George A. Romero’nun yazıp yönettiği bu üçlemenin filmleri (Night of the Living Dead, Dawn of the Dead, Day of the Dead) korku sinemasının en önemli örnekleri arasında yer almaktadır ve bir sub-janr olan zombi filmlerinin de en iyi örneklerini oluşturmaktadır. Sonraki her zombi filmi mutlaka Romero’dan etkilenir, ona referansta bulunur. Romero'nun bu filmleri aynı zamanda sosyal ve politik altmetinler açısından da zenginliğe sahiptir, kalıcılıklarını ve farklılıklarını garantileyen bir faktör de budur. Şimdi bu üç filme daha yakından bakalım.
“Night of the Living Dead” (1968) düşük bütçeyle ve tanınmayan oyuncularla çekilen, tek mekanda (bir çiftlik evi ve çevresi) geçen bağımsız bir film olarak, aldığı bazı eleştirilere de rağmen son derece başarılı oldu ve sonrasında kült statüsüne ulaştı. Filmin başrolüne siyahi bir adamın sahip olması cesurca bir hamleydi.
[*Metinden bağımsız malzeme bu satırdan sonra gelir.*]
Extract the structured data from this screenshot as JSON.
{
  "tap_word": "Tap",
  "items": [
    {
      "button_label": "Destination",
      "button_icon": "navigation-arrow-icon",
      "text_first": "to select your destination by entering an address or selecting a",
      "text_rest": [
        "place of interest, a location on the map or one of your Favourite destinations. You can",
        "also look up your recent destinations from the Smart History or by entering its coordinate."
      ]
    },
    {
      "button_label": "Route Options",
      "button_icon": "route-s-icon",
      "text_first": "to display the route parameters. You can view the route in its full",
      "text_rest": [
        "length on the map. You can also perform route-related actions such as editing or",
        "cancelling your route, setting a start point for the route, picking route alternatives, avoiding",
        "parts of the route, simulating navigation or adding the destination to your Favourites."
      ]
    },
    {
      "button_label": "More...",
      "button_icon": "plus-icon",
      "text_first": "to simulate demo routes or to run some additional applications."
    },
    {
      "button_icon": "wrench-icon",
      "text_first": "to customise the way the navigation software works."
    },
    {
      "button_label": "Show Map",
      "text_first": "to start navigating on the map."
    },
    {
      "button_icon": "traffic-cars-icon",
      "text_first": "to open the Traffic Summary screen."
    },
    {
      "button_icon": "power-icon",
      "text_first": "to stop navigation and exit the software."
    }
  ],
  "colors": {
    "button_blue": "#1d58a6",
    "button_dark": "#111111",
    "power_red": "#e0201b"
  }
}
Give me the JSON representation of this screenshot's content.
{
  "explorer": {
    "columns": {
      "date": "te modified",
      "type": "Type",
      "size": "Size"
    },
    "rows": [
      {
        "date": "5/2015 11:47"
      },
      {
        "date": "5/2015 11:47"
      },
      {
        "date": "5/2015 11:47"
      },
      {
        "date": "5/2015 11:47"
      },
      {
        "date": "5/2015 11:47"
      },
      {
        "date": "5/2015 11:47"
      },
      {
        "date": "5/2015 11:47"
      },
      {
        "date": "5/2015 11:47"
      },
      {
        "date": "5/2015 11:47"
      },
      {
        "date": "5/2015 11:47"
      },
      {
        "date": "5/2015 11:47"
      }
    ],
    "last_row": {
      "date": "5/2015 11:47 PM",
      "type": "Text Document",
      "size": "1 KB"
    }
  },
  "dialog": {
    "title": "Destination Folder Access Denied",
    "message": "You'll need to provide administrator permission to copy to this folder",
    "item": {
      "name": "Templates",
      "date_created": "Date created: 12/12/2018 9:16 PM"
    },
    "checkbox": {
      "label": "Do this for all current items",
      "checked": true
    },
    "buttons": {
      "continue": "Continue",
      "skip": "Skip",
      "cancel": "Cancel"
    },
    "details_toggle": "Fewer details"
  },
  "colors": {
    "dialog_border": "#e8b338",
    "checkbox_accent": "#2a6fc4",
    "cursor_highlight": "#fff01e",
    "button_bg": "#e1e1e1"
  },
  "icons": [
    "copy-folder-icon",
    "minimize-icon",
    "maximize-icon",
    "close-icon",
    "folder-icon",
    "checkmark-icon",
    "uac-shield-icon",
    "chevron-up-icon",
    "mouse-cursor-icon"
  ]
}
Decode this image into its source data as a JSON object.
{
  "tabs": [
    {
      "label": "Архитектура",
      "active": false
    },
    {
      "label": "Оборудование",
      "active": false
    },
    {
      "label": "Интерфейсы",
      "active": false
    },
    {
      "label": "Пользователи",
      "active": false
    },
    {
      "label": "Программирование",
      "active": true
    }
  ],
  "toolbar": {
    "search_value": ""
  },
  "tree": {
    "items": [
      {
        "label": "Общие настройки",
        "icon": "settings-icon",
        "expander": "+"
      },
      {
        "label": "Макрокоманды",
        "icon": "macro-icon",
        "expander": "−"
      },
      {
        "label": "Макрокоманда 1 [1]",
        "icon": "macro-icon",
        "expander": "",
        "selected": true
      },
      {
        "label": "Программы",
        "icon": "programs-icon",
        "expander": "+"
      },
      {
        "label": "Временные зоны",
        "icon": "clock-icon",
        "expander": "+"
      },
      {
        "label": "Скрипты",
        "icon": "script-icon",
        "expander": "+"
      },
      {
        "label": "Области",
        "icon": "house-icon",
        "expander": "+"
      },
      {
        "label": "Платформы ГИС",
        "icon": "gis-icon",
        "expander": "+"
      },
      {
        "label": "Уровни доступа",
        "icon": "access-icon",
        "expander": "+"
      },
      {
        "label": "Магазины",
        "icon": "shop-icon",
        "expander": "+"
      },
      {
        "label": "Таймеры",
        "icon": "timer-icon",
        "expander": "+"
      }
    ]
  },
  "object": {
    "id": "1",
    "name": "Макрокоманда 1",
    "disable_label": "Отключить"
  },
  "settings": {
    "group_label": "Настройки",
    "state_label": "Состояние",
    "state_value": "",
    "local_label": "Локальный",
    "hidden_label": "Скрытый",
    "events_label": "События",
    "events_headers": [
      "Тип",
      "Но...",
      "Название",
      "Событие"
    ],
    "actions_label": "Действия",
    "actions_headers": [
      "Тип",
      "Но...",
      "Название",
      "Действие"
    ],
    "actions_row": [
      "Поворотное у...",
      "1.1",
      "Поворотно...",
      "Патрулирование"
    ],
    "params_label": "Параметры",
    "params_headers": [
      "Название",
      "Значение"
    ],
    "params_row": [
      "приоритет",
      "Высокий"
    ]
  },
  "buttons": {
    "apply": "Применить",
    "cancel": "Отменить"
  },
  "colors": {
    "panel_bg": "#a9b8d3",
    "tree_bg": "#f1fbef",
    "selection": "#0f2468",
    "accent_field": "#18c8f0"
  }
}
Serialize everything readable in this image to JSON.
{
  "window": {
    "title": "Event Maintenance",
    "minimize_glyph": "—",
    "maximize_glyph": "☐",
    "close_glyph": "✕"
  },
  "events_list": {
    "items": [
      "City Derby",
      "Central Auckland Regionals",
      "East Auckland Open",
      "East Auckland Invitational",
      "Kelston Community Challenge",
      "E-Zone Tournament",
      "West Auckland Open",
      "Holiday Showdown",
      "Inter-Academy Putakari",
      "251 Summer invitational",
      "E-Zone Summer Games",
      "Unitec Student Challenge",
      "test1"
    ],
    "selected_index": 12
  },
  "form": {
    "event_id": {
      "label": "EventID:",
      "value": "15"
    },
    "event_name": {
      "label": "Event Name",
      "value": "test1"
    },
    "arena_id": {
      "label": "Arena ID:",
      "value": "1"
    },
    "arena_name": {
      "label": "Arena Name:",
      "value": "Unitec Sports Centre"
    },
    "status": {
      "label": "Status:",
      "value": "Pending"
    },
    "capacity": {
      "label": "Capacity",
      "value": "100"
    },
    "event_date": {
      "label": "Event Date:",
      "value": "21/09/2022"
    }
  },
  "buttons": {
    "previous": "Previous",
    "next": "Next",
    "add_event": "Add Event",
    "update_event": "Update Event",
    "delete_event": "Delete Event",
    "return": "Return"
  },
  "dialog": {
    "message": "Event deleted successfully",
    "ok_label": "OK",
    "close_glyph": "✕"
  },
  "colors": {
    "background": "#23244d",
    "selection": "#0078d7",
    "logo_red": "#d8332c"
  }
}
Bu karakter güçlü ve mantıklı bir birey olarak karşımıza çıksa da beyaz bir karakterden ırkçı ve aşağılayıcı söylemler görüyordu. Bu siyahi karakter kimilerince Martin Luther King Jr. Ve Malcolm X’e benzetildi. (Romero, sonraki iki filmde de ana karakterlerden birini mutlaka siyahi yapmayı ihmal etmedi.) Filmi aynı zamanda Vietnam savaşının grotesk bir alegorisi olarak yorumlayanlar da oldu. Romero bu ilk filmle, mütevazı ve amatör ruha sahip bir eserin ne kadar etkili, başarılı ve unutulmaz olabileceğini göstermiş oldu.
10 yıl sonra gelen ikinci film “Dawn of the Dead” (1978) nispeten daha büyük bir bütçe ve kadro ile, felaketin etkilerini daha geniş çapta gösterirken, aynı zamanda dönemin tüketim kültürüne de sert bir eleştiriydi, zombilerden kaçtıktan sonra sığınma yeri olarak bir alışveriş merkezini seçen karakterlerle, tüketimin her zaman mutluluk getiremediğini ve insanı olası bir felaketten koruyamayacağını gösteriyordu. Romero o dönem Amerika’nın “beyinsiz tüketiciler ülkesi”ne dönüştüğünü düşünmekteydi. Bu film serinin en çok gelir getiren filmi oldu.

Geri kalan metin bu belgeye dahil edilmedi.